Римлянин рассудил разумно, когда к нему пришли Иосиф с Никодимом за разрешением снять тело Иисуса немного раньше принятого времени — заставить ждать их заката солнца он не мог по уговору с Марией Магдалиной, но снять с креста одного, оставив двух других не снятыми, может вызвать кривотолки, поэтому он послал погребальщиков и от себя.
Марию Магдалину и ее подруг как ветром сдуло при приближении Иосифа с Никодимом: их место теперь не здесь, а возле родовой усыпальницы Иосифа Аримафейского. Там нужно приготовить все необходимое для Иисуса, а еще нужно укрыться Марии Магдалине в самой усыпальнице, дабы не обращаться с лишней просьбой к стражникам, которые, тоже по уговору с пентакостархом, назначены охранять вход в усыпальницу до утра. Возьмут, да и заупрямятся легионеры, требуя новой мзды на доступ к телу Иисуса в усыпальнице; но, во-первых, заплачено им довольно, а, во-вторых, они не знают и не должны знать всего задуманного. И чтобы не оказалось никаких препятствий, женщины решили, что подпоят стражников вином с подмешанным в него снотворным. И — все.
Пока женщины подыскали для Магдалины укромный закуток в дальнем углу усыпальницы за каменным гробом, и она, подстелив одежды, предназначенные для Иисуса, легла на них, поставив в изголовье сосуды с бальзамом и настоем трав на оливковом масле, Иосиф с Никодимом уже сняли с креста Иисуса. И хотя они наблюдали за тем, чтобы рабы предельно аккуратно положили крест с распятым Иисусом на землю и сталь же аккуратно вытаскивали клещами гвозди из ладоней и ступней, они в то же время поторапливали своих рабов и даже сами им помогали.
Иосиф с Никодимом боялись: вдруг Иисус прежде времени вздохнет, и сердце его забьется — считай, тогда все пропало.

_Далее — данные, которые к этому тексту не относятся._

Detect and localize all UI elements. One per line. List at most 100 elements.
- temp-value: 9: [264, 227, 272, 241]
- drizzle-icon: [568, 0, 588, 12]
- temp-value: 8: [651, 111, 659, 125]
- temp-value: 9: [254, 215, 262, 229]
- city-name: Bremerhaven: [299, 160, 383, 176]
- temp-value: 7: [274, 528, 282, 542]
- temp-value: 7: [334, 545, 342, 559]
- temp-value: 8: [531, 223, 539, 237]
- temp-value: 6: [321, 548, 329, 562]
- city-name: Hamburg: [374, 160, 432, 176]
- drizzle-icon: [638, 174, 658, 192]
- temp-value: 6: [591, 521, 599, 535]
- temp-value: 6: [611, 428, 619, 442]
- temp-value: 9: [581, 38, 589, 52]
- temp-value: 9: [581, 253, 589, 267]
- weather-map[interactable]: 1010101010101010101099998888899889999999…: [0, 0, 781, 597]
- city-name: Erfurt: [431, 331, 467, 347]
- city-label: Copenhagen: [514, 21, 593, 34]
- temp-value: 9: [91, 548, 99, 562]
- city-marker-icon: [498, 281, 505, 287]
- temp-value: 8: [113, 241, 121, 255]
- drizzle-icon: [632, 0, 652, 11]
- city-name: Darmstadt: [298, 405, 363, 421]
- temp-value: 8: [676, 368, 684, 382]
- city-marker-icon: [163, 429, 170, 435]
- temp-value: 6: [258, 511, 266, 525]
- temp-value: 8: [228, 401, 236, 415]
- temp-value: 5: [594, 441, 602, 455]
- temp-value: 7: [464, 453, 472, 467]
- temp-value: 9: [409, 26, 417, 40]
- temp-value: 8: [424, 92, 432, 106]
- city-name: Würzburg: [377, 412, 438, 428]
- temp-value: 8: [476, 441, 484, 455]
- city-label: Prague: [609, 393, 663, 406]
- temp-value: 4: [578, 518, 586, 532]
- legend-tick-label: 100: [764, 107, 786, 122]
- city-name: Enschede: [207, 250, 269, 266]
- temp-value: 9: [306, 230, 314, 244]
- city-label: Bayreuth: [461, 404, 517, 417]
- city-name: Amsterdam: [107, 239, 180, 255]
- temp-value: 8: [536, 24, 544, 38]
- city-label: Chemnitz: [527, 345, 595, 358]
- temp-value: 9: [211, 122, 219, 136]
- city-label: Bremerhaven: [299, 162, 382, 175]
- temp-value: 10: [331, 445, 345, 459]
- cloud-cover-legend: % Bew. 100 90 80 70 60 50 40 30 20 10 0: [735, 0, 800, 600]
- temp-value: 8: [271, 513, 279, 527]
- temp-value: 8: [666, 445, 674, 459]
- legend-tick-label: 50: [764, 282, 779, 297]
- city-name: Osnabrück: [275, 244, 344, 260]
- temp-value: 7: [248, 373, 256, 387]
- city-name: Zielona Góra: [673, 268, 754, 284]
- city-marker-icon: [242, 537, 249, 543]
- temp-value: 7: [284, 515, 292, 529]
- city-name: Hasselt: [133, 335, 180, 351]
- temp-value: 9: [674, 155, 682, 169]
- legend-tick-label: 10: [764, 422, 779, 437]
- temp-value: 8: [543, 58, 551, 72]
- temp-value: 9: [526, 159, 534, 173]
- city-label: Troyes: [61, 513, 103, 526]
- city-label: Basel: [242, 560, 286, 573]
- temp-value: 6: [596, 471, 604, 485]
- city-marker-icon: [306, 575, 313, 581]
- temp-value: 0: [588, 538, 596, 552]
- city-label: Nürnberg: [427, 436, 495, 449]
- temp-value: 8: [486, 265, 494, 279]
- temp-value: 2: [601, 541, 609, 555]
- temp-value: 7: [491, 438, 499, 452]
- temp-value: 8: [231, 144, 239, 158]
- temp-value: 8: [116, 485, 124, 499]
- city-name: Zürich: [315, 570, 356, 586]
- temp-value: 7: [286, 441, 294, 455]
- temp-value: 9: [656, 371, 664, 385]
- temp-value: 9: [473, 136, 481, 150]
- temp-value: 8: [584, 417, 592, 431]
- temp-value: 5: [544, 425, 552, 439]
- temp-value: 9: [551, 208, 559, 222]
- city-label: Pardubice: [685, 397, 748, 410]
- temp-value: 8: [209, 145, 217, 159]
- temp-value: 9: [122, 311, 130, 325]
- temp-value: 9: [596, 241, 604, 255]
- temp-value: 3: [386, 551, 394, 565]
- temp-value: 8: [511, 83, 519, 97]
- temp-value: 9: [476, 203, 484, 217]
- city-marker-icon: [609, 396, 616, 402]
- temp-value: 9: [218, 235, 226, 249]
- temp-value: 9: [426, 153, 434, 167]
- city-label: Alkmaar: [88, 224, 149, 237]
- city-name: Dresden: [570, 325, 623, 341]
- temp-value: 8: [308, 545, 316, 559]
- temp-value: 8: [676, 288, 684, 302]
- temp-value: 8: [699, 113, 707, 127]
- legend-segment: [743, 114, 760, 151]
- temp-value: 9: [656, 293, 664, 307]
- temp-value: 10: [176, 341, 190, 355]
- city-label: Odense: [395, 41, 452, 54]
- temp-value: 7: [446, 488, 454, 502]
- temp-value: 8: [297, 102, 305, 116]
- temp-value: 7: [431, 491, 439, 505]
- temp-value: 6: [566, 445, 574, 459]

Всему уговору конец, ибо ни за что не пойдут легионеры на явное нарушение приговора. Ни за какие деньги.
Когда руки и ноги освобождены были от гвоздей, один из рабов намерился было окутать труп пеленами, но Иосиф даже повысил на него голос:
— Не делай этого. Вот, накрой плащаницей, положив на носилки. Да поживей! — но, понявши свою оплошность, добавил миролюбиво: — Не в темноте же нести тело к усыпальнице моей. Путь долог.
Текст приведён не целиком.